Download or read book Conditionals written by Frank Jackson and published by Oxford University Press, USA. This book was released on 1991 with total page 256 pages. Available in PDF, EPUB and Kindle. Book excerpt: This collection of readings introduces the reader to the most interesting current work on conditionals. Particular attention is paid to possible worlds semantics for conditionals; the role of conditional probability in helping us to understand conditionals; implicature and the materialconditional; and subjective versus indicative conditionals. The volume brings together important papers by Frank Jackson, V. H. Dudman, Dorothy Edgington, Nelson Goodman, H. P. Grice, David Lewis, and Robert Stalnaker. Oxford Readings in Philosophy is a series designed to bring together important recent writings in major areas of philosophical inquiry, selected from a variety of sources, mostly periodicals, which may not be conveniently available to the university student or the general reader. The editor ofeach volume contributes an introductory essay on the items chosen and on the questions with which they deal. A selective bibliography is appended as a guide to further reading.
Download or read book Conditionals written by Michael Woods and published by Clarendon Press.
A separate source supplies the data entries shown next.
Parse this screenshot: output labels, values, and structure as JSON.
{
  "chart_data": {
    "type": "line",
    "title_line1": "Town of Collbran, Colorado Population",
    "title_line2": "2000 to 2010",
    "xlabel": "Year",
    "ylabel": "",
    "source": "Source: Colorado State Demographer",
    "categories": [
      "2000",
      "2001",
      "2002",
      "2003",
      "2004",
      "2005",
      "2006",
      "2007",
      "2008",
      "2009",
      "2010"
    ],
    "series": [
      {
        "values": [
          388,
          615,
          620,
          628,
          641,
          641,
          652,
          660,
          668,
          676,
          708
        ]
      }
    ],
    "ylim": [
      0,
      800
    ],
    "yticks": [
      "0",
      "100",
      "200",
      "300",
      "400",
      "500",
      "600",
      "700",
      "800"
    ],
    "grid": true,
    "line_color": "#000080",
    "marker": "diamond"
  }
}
This book was released on 1997-05-22 with total page 166 pages. Available in PDF, EPUB and Kindle. Book excerpt: Conditionals has at its centre an extended essay on this problematic and much-debated subject in the philosophy of language and logic, which the widely respected Oxford philosopher Michael Woods had been preparing for publication at the time of his death in 1993. Woods discusses the distinction between different kinds of conditionals, and then goes on to cover a range of topics, including assertibility, conditional probability, possible-worlds theories, and conditional commands and questions. He ends up sketching a new theory of counterfactual conditionals. This essay is edited for publication by Wood's friend and colleague David Wiggins, and accompanied by a commentary specially written by a leading expert on the topic, Dorothy Edgington. The masterful and original treatment of conditionals presented in this book will demand the attention of all philosophers working in this area.
Download or read book Probability and Conditionals written by Ellery Eells and published by Cambridge University Press. This book was released on 1994-11-25 with total page 224 pages. Available in PDF, EPUB and Kindle. Book excerpt: Essays on the state of research investigating the relationship between conditionals and conditional probabilities.